Я на секунду задумался: что может рассказать дух убитого ребенка своим небесным товарищам, ангелам? Когда они там, на небесах, и смотрят на нас сверху?
Ничего не может, сказал я себе и грустно улыбнулся.
* * *
— Слушай, а где одежда этого, с ребенком? — спросила меня заведующая мужским отделением пять дней спустя.
Этому, с ребенком, после пяти дней серьезной борьбы за его темную жизнь полегчало. Состояние стабилизировалось.

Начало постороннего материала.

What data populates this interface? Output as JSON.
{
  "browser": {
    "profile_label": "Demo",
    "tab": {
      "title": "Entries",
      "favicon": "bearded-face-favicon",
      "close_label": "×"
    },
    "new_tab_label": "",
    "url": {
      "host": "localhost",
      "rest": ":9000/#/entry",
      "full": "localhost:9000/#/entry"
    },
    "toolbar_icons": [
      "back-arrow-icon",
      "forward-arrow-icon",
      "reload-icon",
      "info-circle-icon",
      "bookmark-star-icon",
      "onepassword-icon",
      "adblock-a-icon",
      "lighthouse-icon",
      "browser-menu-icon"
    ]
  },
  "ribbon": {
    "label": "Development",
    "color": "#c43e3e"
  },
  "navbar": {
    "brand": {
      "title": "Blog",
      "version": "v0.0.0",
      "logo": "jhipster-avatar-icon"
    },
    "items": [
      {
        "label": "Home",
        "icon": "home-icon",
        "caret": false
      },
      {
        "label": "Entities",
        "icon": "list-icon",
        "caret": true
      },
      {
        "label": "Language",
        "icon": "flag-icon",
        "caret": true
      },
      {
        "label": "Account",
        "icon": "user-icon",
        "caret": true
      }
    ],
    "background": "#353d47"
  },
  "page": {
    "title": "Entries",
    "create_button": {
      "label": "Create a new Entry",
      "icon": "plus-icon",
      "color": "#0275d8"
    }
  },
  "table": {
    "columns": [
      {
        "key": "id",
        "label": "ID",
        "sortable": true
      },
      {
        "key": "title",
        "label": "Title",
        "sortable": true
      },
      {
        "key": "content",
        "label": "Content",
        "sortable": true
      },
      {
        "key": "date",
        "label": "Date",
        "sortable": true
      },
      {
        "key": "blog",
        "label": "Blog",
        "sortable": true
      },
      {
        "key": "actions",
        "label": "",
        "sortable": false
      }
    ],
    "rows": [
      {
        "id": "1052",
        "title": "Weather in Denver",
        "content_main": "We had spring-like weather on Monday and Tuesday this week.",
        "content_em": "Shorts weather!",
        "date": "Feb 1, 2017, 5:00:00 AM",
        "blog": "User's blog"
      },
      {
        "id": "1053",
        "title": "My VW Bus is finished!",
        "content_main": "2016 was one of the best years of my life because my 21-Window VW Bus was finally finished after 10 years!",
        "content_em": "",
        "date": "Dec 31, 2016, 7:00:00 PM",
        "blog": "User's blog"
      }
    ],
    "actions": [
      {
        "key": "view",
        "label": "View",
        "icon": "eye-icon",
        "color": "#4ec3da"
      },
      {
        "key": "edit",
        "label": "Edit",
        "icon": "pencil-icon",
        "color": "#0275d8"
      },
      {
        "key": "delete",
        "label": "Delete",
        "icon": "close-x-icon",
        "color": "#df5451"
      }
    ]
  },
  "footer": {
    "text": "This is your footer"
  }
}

В те дни я был доволен собой. Раньше я боролся за его жизнь с чувством, что так приобретаю моральное превосходство над всем мещанским миром Нормальных людей. Я знал, что они бы такому человеку не помогли. А я — мерзавец и преступник — помогал. Я чувствовал свое превосходство над ними. Над Нормальными. И все же я знал, что ничем их не лучше. Знал, что и они бы помогли.
Как знал и то, что никаких Нормальных не существует.
Есть только печальные человеческие существа. Запутавшиеся.
— Откуда мне знать, где его поганые тряпки! — засмеялся я. На секунду я задумался и вспомнил, что когда мы его раздевали, он наделал в штаны. То есть, его одежду, скорее всего, выкинули или отнесли в прачечную.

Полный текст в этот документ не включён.